A performance benchmark is a metric or point of reference that gives evidence that the solution being built during implementation can achieve business performance objectives and constraints.

Performance benchmarks confirm that the solution can process the targeted transactions/user’s volume within an acceptable duration/response time with a specific data starting point.

Performance benchmarks answer questions that are related to handling real-life workloads and thousands of users concurrently. They also answer questions about performance and scalability in years after go-live, performance in rollouts to other countries after the first go-live, and so on.

Develop a performance tuning process to meet performance objectives

Performance testing is an iterative approach and requires a defined process that should have a life cycle and clear steps. Some tests need to be run in a loop until the required solution is achieved. Make sure that you're clear on performance goals and prioritize tuning scenarios.

The typical performance tuning process includes the following steps:

  1. Narrow it down - This step is the first for each scenario. Find out where you lose the most time and then focus your efforts on that point.
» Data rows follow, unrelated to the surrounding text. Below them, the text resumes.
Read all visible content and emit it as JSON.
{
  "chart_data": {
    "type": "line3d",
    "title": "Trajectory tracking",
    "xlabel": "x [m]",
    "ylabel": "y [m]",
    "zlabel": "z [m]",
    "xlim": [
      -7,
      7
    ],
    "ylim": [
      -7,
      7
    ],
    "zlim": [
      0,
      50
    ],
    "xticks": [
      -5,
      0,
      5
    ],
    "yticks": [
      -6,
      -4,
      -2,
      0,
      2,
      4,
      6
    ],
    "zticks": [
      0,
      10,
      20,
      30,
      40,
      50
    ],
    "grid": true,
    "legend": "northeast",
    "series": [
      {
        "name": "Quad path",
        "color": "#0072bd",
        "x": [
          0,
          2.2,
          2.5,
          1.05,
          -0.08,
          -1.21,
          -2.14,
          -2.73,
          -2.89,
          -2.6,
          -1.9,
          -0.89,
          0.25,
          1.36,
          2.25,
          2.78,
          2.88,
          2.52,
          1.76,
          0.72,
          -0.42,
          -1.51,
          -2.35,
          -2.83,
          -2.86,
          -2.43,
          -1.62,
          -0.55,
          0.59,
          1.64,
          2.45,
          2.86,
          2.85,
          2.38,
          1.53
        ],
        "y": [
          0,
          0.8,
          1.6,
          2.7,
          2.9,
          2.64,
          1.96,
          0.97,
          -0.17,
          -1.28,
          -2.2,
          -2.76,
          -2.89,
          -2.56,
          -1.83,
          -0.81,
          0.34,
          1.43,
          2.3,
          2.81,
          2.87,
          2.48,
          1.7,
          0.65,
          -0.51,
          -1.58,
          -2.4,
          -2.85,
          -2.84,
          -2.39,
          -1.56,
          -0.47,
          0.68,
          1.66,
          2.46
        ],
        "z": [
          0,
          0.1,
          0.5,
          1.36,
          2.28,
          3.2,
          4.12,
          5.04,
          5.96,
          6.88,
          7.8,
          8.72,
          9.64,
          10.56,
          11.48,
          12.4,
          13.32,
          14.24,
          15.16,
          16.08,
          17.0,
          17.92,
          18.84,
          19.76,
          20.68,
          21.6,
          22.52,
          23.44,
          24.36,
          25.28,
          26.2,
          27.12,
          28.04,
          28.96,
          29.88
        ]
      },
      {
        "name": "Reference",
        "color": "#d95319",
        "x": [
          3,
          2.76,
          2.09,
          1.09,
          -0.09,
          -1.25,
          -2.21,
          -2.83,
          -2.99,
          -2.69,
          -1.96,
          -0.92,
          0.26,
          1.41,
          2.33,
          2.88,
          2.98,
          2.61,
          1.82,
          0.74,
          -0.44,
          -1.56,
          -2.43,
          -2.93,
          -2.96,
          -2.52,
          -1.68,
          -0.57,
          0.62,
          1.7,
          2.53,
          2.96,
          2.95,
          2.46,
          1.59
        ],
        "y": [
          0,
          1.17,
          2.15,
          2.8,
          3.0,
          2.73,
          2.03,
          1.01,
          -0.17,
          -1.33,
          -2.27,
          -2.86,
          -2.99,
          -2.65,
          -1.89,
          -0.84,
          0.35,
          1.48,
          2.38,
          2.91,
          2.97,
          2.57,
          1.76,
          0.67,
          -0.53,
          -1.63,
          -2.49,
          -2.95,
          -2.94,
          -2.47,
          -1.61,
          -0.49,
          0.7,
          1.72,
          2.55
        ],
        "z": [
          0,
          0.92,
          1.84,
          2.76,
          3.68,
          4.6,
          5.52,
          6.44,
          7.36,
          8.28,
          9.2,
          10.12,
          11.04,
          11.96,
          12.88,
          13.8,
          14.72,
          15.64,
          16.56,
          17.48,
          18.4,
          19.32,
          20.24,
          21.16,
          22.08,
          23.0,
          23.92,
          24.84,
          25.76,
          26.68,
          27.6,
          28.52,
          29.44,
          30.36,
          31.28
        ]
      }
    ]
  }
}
For example, validate whether few or many calls exist, validate whether process is running or waiting, and so on.
  2. Troubleshoot - Analyze why that part of the process is slow. It could be configuration, looping, row-by-row operations, or resource contention, such as locking or single threading.
  3. Solution - create a fix - Consider lead time for Microsoft or partner/provider hotfixes. You might be able to fix by extension.
  4. Evaluate it – Validate that the performance goal has been met.
  5. Test the new solution.
  6. Repeat or deploy the solution.

Sample performance benchmark activities RACI

Part of the strategy definition is to define roles and responsibilities. Samples of the performance benchmark activities and responsibilities between customer and implementation partner are included in the following table.

RACI abbreviations:

  • R - Responsible
  • A - Accountable
  • C - Consulted
  • I - Informed
ACTIVITY PARTNER (sample) CUSTOMER (sample)
Define the target/projected business goals I AR
Define the detailed benchmark scenarios RIC A
Take task recordings and document the reproduction steps I AR
Provide the environment artifacts (code build and database to use) I AR
Build the benchmark environment R A
Create test scripts and data scripts R A
Run the performance benchmark R A
Deliver the performance benchmark report R A
If bugs occur in the standard solution, open a support request to Microsoft C AR

Performance benchmarks outcomes

Performance benchmarks will confirm that the solution will perform the critical business scenarios as expected. Key benchmark deliverables include performance benchmark report, issues detected/fixed in each iteration, and optimizations performed in each iteration.